摘要

A new mixed radiometric normalization (MRN) method is introduced in this paper which aims to eliminate the radiometric difference in image mosaicking. The radiometric normalization methods can be classified as the absolute and relative approaches in traditional solutions. Though the absolute methods could get the precise surface reflectance values of the images, rigorous conditions required for them are usually difficult to obtain, which makes the absolute methods impractical in many cases. The relative methods, which are simple and practicable, are more widely applied. However, the standard for designating the reference image needed for these methods is not unified. Moreover, the color error propagation and the two-body problems are common obstacles for the relative methods. The proposed MRN approach combines absolute and relative radiometric normalization methods, by which the advantages of both can be fully used and the limitations can be effectively avoided.
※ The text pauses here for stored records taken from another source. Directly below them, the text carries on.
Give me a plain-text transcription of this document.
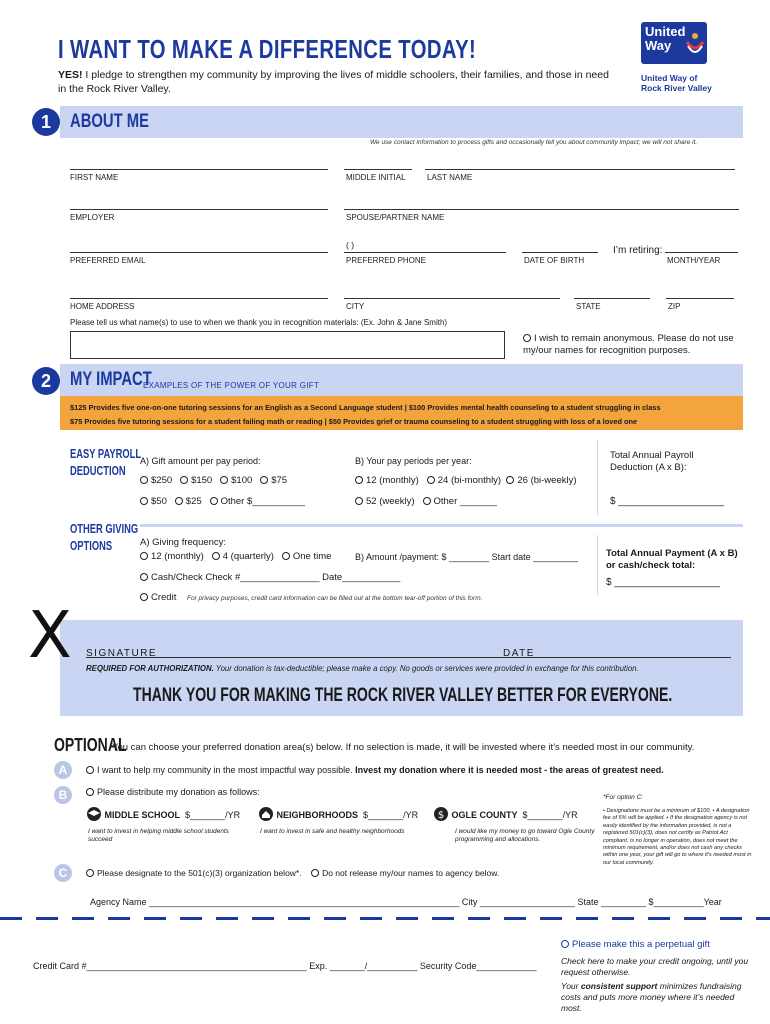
I WANT TO MAKE A DIFFERENCE TODAY!
YES! I pledge to strengthen my community by improving the lives of middle schoolers, their families, and those in need in the Rock River Valley.
United
Way
United Way of
Rock River Valley
1	ABOUT ME
We use contact information to process gifts and occasionally tell you about community impact; we will not share it.
FIRST NAME	MIDDLE INITIAL	LAST NAME
EMPLOYER	SPOUSE/PARTNER NAME
( )	I’m retiring:
PREFERRED EMAIL	PREFERRED PHONE	DATE OF BIRTH	MONTH/YEAR
HOME ADDRESS	CITY	STATE	ZIP
Please tell us what name(s) to use to when we thank you in recognition materials: (Ex. John & Jane Smith)
I wish to remain anonymous. Please do not use my/our names for recognition purposes.
2	MY IMPACT
EXAMPLES OF THE POWER OF YOUR GIFT
$125 Provides five one-on-one tutoring sessions for an English as a Second Language student | $100 Provides mental health counseling to a student struggling in class
$75 Provides five tutoring sessions for a student failing math or reading | $50 Provides grief or trauma counseling to a student struggling with loss of a loved one
EASY PAYROLL
DEDUCTION
A) Gift amount per pay period:
$250 $150 $100 $75
$50 $25 Other $__________
B) Your pay periods per year:
12 (monthly) 24 (bi-monthly) 26 (bi-weekly)
52 (weekly) Other _______
Total Annual Payroll Deduction (A x B):
$ ___________________
OTHER GIVING
OPTIONS	A) Giving frequency:
12 (monthly) 4 (quarterly) One time	B) Amount /payment: $ ________ Start date _________
Cash/Check Check #_______________ Date___________
Credit For privacy purposes, credit card information can be filled out at the bottom tear-off portion of this form.
Total Annual Payment (A x B) or cash/check total:
$ ___________________
X SIGNATURE	DATE
REQUIRED FOR AUTHORIZATION. Your donation is tax-deductible; please make a copy. No goods or services were provided in exchange for this contribution.
THANK YOU FOR MAKING THE ROCK RIVER VALLEY BETTER FOR EVERYONE.
OPTIONAL
You can choose your preferred donation area(s) below. If no selection is made, it will be invested where it’s needed most in our community.
A	I want to help my community in the most impactful way possible. Invest my donation where it is needed most - the areas of greatest need.
B	Please distribute my donation as follows:
*For option C:
MIDDLE SCHOOL $_______/YR
I want to invest in helping middle school students succeed
NEIGHBORHOODS $_______/YR
I want to invest in safe and healthy neighborhoods
$ OGLE COUNTY $_______/YR
I would like my money to go toward Ogle County programming and allocations.
• Designations must be a minimum of $100. • A designation fee of 5% will be applied. • If the designation agency is not easily identified by the information provided, is not a registered 501(c)(3), does not certify as Patriot Act compliant, is no longer in operation, does not meet the minimum requirement, and/or does not cash any checks within one year, your gift will go to where it's needed most in our local community.
C	Please designate to the 501(c)(3) organization below*. Do not release my/our names to agency below.
Agency Name ______________________________________________________________ City ___________________ State _________ $__________Year
Please make this a perpetual gift
Credit Card #____________________________________________ Exp. _______/__________ Security Code____________	Check here to make your credit ongoing, until you request otherwise.
Your consistent support minimizes fundraising costs and puts more money where it’s needed most.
First, suitable image after absolute radiometric calibration is selected as the reference image. Then, the invariant feature probability between the pixels of the target image and that of the reference image is obtained. Afterward, an adaptive local approach is adopted to obtain a suitable linear regression model for each block. Finally, a bilinear interpolation method is employed to obtain the radiometric calibration parameters for each pixel. Moreover, the CIELAB color space is adopted to evaluate the results quantitatively. Experimental results of ZY-3, GF-1, and GF-2 data indicate that the proposed method can eliminate the radiometric differences between images from the same or even different sensors.